Otra imagen, con sus primas. Una más, con su padre, la única foto que compartieron. “Benjamina mira a cámara”, nos explica la voz en off lo que ya vemos en pantalla. Así, las fotografías de la artista o las fotografías sobre la artista que sacó el comerciante y fotógrafo Modesto Montoto, van construyendo una vida y mostrando también los vacíos. “El largo silencio del franquismo sigue pesando”, explica Viada al hablar de su cinta. En una de las instantáneas, Benjamina se asoma a la ventana de la cooperativa Sociedad Agrícola El Despertar. En otras ventanas contiguas se asoman a su vez otras mujeres y hombres. Abajo, frente a la fachada y fuera de la casa, posan todos los hombres, agricultores de la cooperativa, suponemos. Alrededor de un centenar. Una foto de familia amplia, extendida, obrera, anterior a la guerra.
Hay otras imágenes que también hablan de la alegría previa al golpe de Estado. “Benjamina posaba para sí misma”, advierte la voz en off. Y, con la mirada franca, la sonrisa ligera y el mentón levemente alzado, Miyar nos mira. Con vestidos sin corsé y caída en la cadera; la largura de la falda por la rodilla enseñando gemelos y tobillos. La melena cortada a ras de las orejas. La pose de una flapper aparece en la pantalla.

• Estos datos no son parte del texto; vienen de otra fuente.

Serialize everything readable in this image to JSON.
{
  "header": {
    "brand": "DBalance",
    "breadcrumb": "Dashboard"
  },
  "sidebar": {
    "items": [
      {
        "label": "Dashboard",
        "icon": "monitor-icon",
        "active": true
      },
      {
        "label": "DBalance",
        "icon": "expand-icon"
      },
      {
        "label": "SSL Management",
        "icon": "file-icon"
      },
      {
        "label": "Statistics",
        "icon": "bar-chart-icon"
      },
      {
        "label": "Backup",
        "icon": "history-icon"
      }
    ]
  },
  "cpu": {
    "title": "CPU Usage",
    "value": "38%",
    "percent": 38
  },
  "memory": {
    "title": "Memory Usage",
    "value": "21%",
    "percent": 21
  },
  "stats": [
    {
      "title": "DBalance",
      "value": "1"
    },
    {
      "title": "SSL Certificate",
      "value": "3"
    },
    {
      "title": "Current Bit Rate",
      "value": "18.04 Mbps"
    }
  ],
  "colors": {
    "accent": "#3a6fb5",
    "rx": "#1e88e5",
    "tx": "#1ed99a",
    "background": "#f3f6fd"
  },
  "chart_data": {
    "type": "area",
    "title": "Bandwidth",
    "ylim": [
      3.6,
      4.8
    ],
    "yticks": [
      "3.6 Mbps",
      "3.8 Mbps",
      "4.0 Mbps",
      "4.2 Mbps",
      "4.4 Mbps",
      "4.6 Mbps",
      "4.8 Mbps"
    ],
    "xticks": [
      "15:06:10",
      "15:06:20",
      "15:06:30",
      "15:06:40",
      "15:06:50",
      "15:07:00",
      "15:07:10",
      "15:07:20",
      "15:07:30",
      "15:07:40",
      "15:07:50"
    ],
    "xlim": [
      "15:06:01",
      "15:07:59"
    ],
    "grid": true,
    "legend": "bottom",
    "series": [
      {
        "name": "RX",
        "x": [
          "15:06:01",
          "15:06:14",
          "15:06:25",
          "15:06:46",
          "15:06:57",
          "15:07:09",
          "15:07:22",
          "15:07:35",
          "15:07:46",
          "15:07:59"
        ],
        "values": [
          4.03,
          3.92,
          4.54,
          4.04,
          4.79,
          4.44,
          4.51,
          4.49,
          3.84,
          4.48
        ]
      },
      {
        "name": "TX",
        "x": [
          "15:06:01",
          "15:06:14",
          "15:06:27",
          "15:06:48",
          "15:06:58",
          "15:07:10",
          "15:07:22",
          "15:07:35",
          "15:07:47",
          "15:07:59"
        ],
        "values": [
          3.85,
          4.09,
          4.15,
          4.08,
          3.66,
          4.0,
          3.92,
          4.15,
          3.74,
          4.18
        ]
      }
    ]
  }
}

Con 30 años ya era fotógrafa y relojera. Le gustaba componer, dirigir, construir un relato. El pueblo era su decorado. Mujeres y niñas en fotos de estudio –había instalado uno en su casa– que preparaba con su propio atrezzo; imágenes costumbristas aparentemente improvisadas que retratan la vida del pueblo, componen el relato de La calle del agua. «A Benjamina también le gustaba escribir, pero no sobrevivió nada», dice la voz en off. Una voz que es nuestra fuente, la que da sentido a las imágenes que se suceden en pantalla. Imágenes bucólicas, recias o tiernas. Casi todas son retratos. Algunas, coloreadas después del revelado, imprimiendo un tinte de fantasía.
La cinta propone retazos que han quedado estancados en algún lugar del tiempo. Por eso, esa voz en off también se pregunta todo aquello que no sabemos de Benjamina: si se enamoró, qué música escuchaba o cuál fue el sonido de su voz. Construye a partir de los charcos aislados una pieza de memoria histórica, la de Miyar, pero también la de todas las mujeres de la Calle del Agua, y la de las mujeres que crearon lucharon y quisieron vivir libres. Y arranca desde la certeza más firme: “Una vez, una mujer”.